The real world isn’t that black and white, but it does give us some guidelines on what to expect in a day-to-day role, and what you might be interviewed on.
Machine Learning Engineer Interview Modules
The above description of a Machine Learning engineer hints at the types of modules you may see in an interview. Let’s take an example of LinkedIns machine learning engineer modules:
Coding and Algorithms
Machine Learning Design
Machine Learning Theory or System Design (depending on candidates background)
Note that there are two coding modules. Data Coding, is a coding problem from a data domain. Popular examples seen at many companies include “implement dot product on sparse vectors” or “count the maximum number of points on a line”. Coding and Algorithms is exactly what is sounds like and you should practice for traditional coding interviews. Depending on the candidates background, this module may be at a medium or hard level. Machine Learning Design is a product and systems design problem. If you’re interviewing for a recommender systems team you may be asked to design the Netflix or Youtube homepage and be expected to talk about the trade-offs between different model families, the features you’d explore, how you’d validate them, and A/B testing. You would be expected to touch on your training pipelines, how you’ll serve inferences, and your feature stores. Finally, depending on the candidates background they’ll either get a traditional systems design interview or a deep ML Theory session focused on their area of expertise. If you claim to have deep knowledge of vector machines you’ll get fundamental questions on the topic here. It’s been seen at some companies to have candidates derive simple logistic regression on the board from first principles.
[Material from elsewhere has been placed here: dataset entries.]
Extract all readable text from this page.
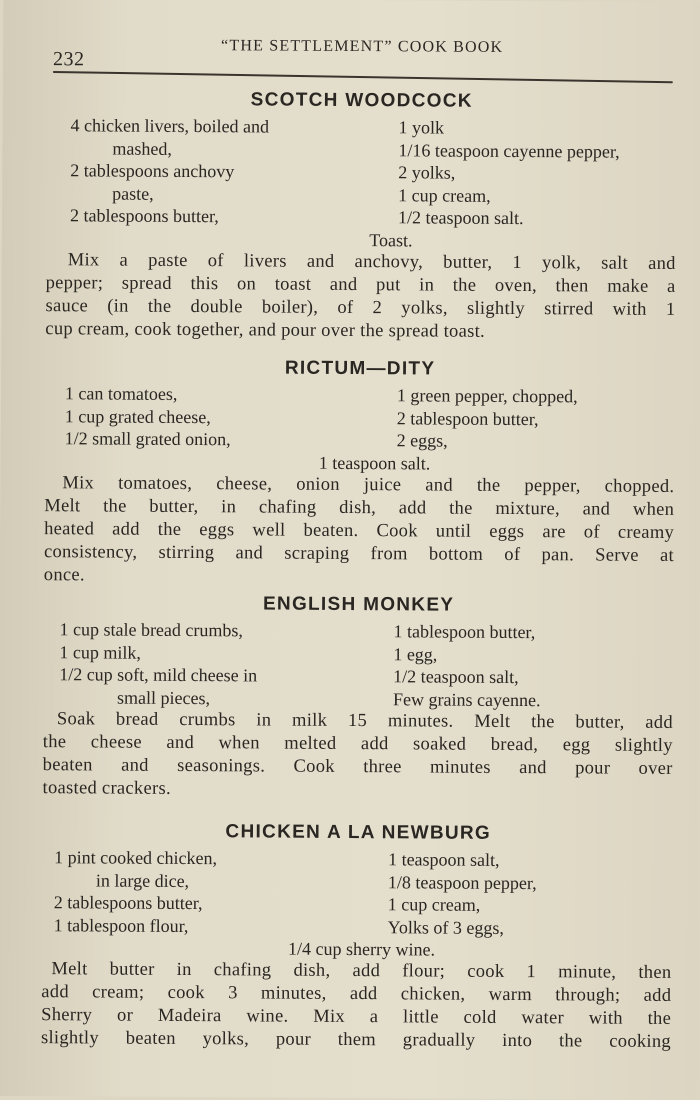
232
“THE SETTLEMENT” COOK BOOK
SCOTCH WOODCOCK
4 chicken livers, boiled and
mashed,
2 tablespoons anchovy
paste,
2 tablespoons butter,
1 yolk
1/16 teaspoon cayenne pepper,
2 yolks,
1 cup cream,
1/2 teaspoon salt.
Toast.

Mix a paste of livers and anchovy, butter, 1 yolk, salt and
pepper; spread this on toast and put in the oven, then make a
sauce (in the double boiler), of 2 yolks, slightly stirred with 1
cup cream, cook together, and pour over the spread toast.

RICTUM—DITY
1 can tomatoes,
1 cup grated cheese,
1/2 small grated onion,
1 green pepper, chopped,
2 tablespoon butter,
2 eggs,
1 teaspoon salt.

Mix tomatoes, cheese, onion juice and the pepper, chopped.
Melt the butter, in chafing dish, add the mixture, and when
heated add the eggs well beaten. Cook until eggs are of creamy
consistency, stirring and scraping from bottom of pan. Serve at
once.

ENGLISH MONKEY
1 cup stale bread crumbs,
1 cup milk,
1/2 cup soft, mild cheese in
small pieces,
1 tablespoon butter,
1 egg,
1/2 teaspoon salt,
Few grains cayenne.

Soak bread crumbs in milk 15 minutes. Melt the butter, add
the cheese and when melted add soaked bread, egg slightly
beaten and seasonings. Cook three minutes and pour over
toasted crackers.

CHICKEN A LA NEWBURG
1 pint cooked chicken,
in large dice,
2 tablespoons butter,
1 tablespoon flour,
1 teaspoon salt,
1/8 teaspoon pepper,
1 cup cream,
Yolks of 3 eggs,
1/4 cup sherry wine.

Melt butter in chafing dish, add flour; cook 1 minute, then
add cream; cook 3 minutes, add chicken, warm through; add
Sherry or Madeira wine. Mix a little cold water with the
slightly beaten yolks, pour them gradually into the cooking
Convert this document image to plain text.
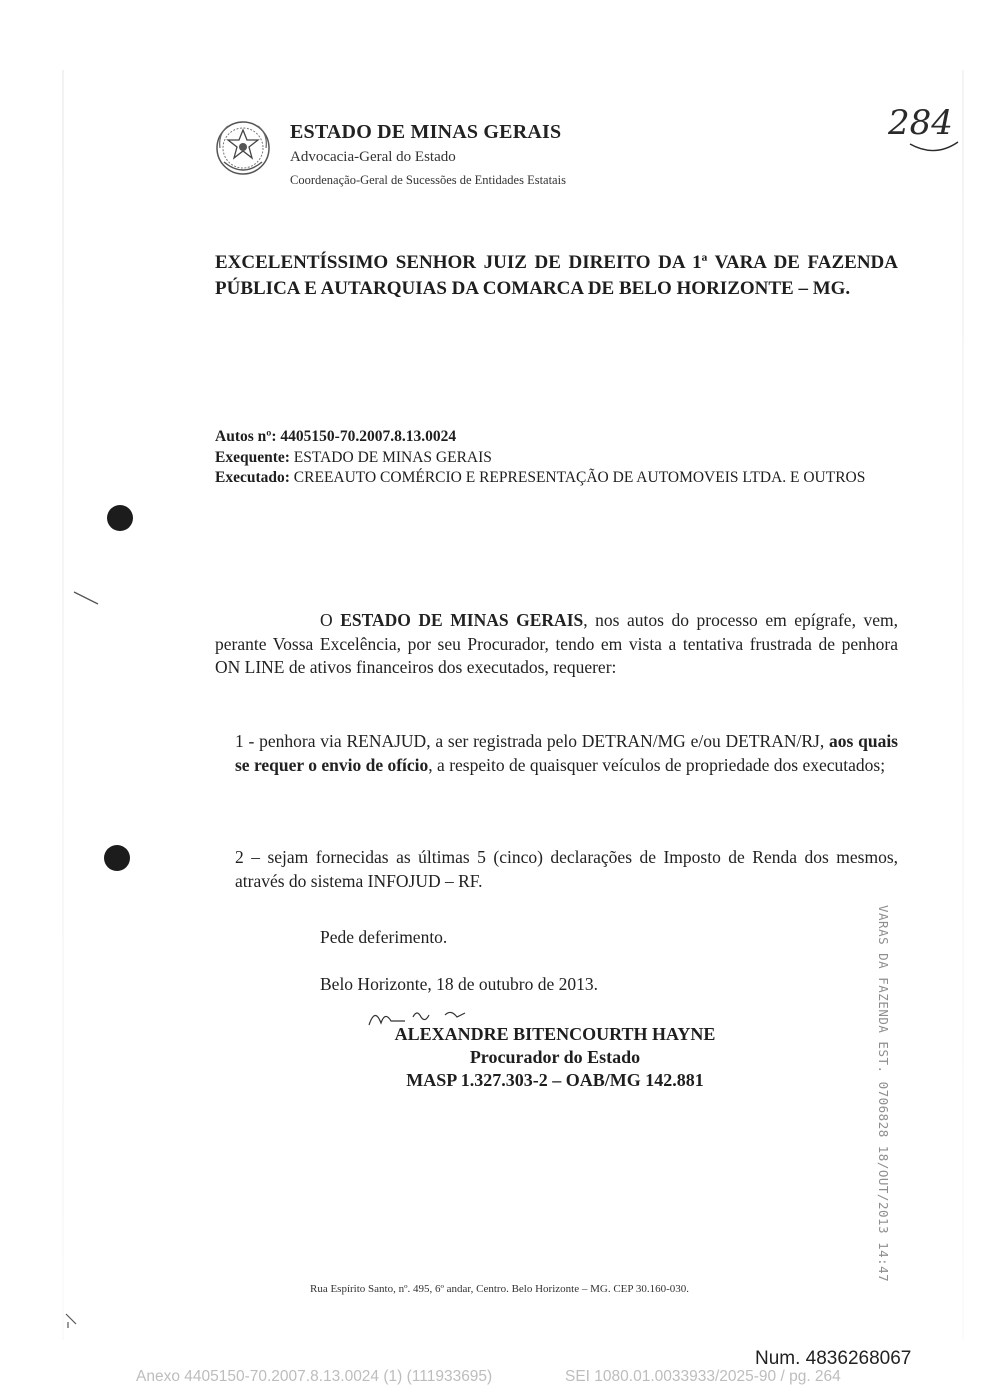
ESTADO DE MINAS GERAIS
Advocacia-Geral do Estado
Coordenação-Geral de Sucessões de Entidades Estatais
284
EXCELENTÍSSIMO SENHOR JUIZ DE DIREITO DA 1ª VARA DE FAZENDA PÚBLICA E AUTARQUIAS DA COMARCA DE BELO HORIZONTE – MG.
Autos nº: 4405150-70.2007.8.13.0024
Exequente: ESTADO DE MINAS GERAIS
Executado: CREEAUTO COMÉRCIO E REPRESENTAÇÃO DE AUTOMOVEIS LTDA. E OUTROS
O ESTADO DE MINAS GERAIS, nos autos do processo em epígrafe, vem, perante Vossa Excelência, por seu Procurador, tendo em vista a tentativa frustrada de penhora ON LINE de ativos financeiros dos executados, requerer:
1 - penhora via RENAJUD, a ser registrada pelo DETRAN/MG e/ou DETRAN/RJ, aos quais se requer o envio de ofício, a respeito de quaisquer veículos de propriedade dos executados;
2 – sejam fornecidas as últimas 5 (cinco) declarações de Imposto de Renda dos mesmos, através do sistema INFOJUD – RF.
Pede deferimento.
Belo Horizonte, 18 de outubro de 2013.
ALEXANDRE BITENCOURTH HAYNE
Procurador do Estado
MASP 1.327.303-2 – OAB/MG 142.881	VARAS DA FAZENDA EST. 0706828 18/OUT/2013 14:47
Rua Espírito Santo, nº. 495, 6º andar, Centro. Belo Horizonte – MG. CEP 30.160-030.
Num. 4836268067
Anexo 4405150-70.2007.8.13.0024 (1) (111933695)	SEI 1080.01.0033933/2025-90 / pg. 264
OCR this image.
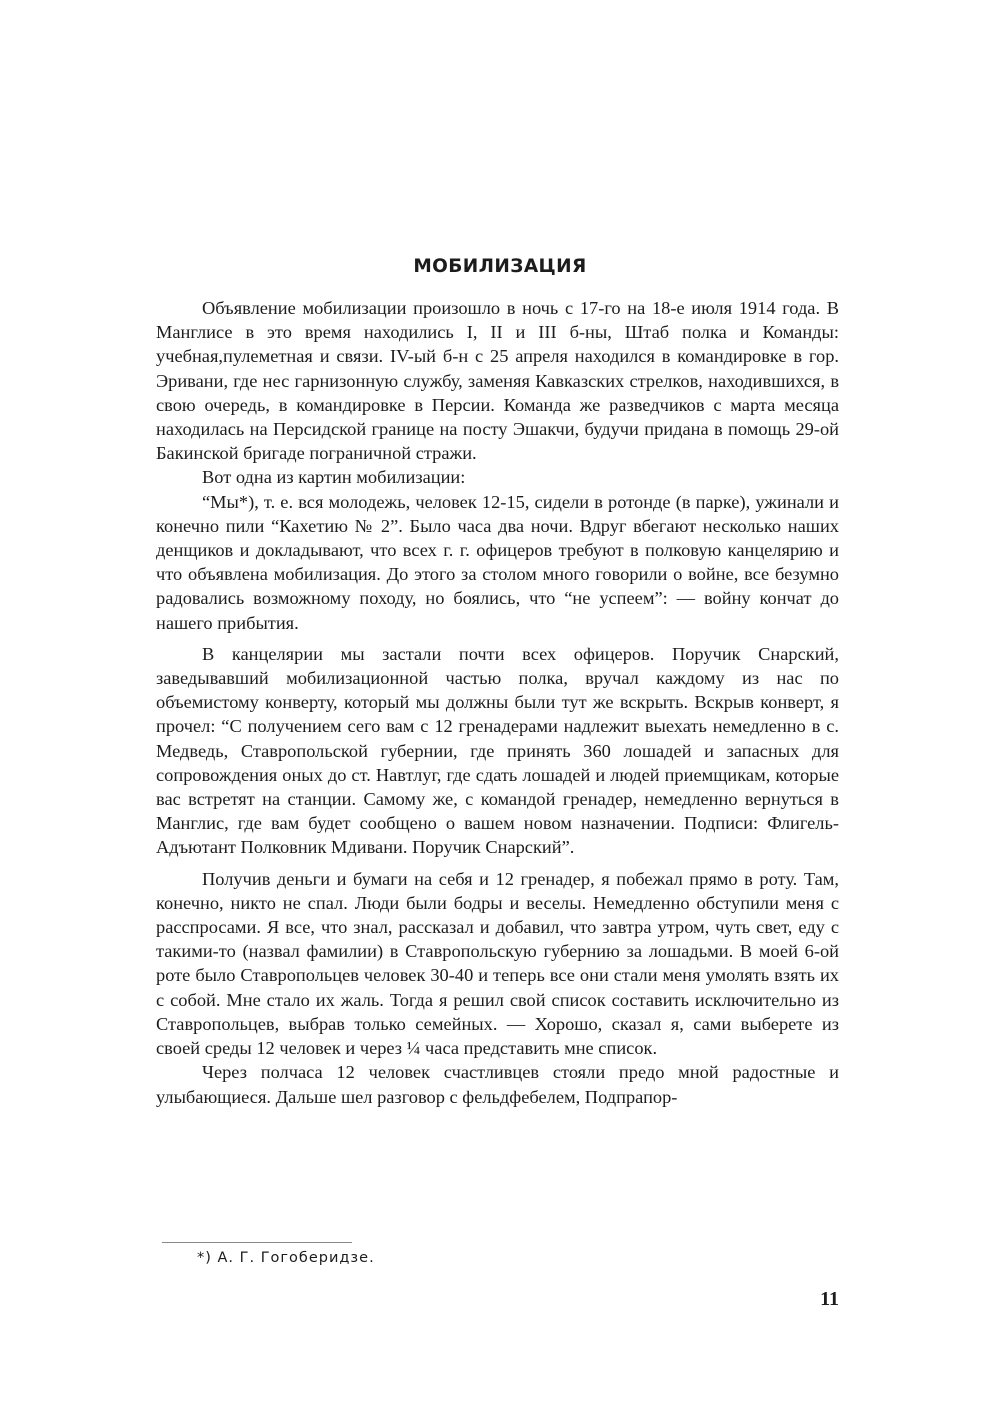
МОБИЛИЗАЦИЯ

Объявление мобилизации произошло в ночь с 17-го на 18-е июля 1914 года. В Манглисе в это время находились I, II и III б-ны, Штаб полка и Команды: учебная,пулеметная и связи. IV-ый б-н с 25 апреля находился в командировке в гор. Эривани, где нес гарнизонную службу, заменяя Кавказских стрелков, находившихся, в свою очередь, в командировке в Персии. Команда же разведчиков с марта месяца находилась на Персидской границе на посту Эшакчи, будучи придана в помощь 29-ой Бакинской бригаде пограничной стражи.

Вот одна из картин мобилизации:

“Мы*), т. е. вся молодежь, человек 12-15, сидели в ротонде (в парке), ужинали и конечно пили “Кахетию № 2”. Было часа два ночи. Вдруг вбегают несколько наших денщиков и докладывают, что всех г. г. офицеров требуют в полковую канцелярию и что объявлена мобилизация. До этого за столом много говорили о войне, все безумно радовались возможному походу, но боялись, что “не успеем”: — войну кончат до нашего прибытия.

В канцелярии мы застали почти всех офицеров. Поручик Снарский, заведывавший мобилизационной частью полка, вручал каждому из нас по объемистому конверту, который мы должны были тут же вскрыть. Вскрыв конверт, я прочел: “С получением сего вам с 12 гренадерами надлежит выехать немедленно в с. Медведь, Ставропольской губернии, где принять 360 лошадей и запасных для сопровождения оных до ст. Навтлуг, где сдать лошадей и людей приемщикам, которые вас встретят на станции. Самому же, с командой гренадер, немедленно вернуться в Манглис, где вам будет сообщено о вашем новом назначении. Подписи: Флигель-Адъютант Полковник Мдивани. Поручик Снарский”.

Получив деньги и бумаги на себя и 12 гренадер, я побежал прямо в роту. Там, конечно, никто не спал. Люди были бодры и веселы. Немедленно обступили меня с расспросами. Я все, что знал, рассказал и добавил, что завтра утром, чуть свет, еду с такими-то (назвал фамилии) в Ставропольскую губернию за лошадьми. В моей 6-ой роте было Ставропольцев человек 30-40 и теперь все они стали меня умолять взять их с собой. Мне стало их жаль. Тогда я решил свой список составить исключительно из Ставропольцев, выбрав только семейных. — Хорошо, сказал я, сами выберете из своей среды 12 человек и через ¼ часа представить мне список.

Через полчаса 12 человек счастливцев стояли предо мной радостные и улыбающиеся. Дальше шел разговор с фельдфебелем, Подпрапор-

*) А. Г. Гогоберидзе.

11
Don’t let that intimidate you. MLE is a new role and companies need people from all different backgrounds. The key is to present yourself as you are. Are you a self taught Machine Learning practitioner with a strong background in distributed systems? I guarantee there’s a role for you. Be up front about your strengths and weaknesses and you’ll likely get an interview panel tailored to it.
Preparing for your other interviews
Don’t make the mistake too many people do, only preparing for coding interviews. Be sure to spend some time preparing for System Design Interviews too! After you’ve done a few on your own be sure to schedule a mock interview with someone who will help simulate the high pressure environment of a real interview and give you the feedback at the end that would normally be given to the recruiter.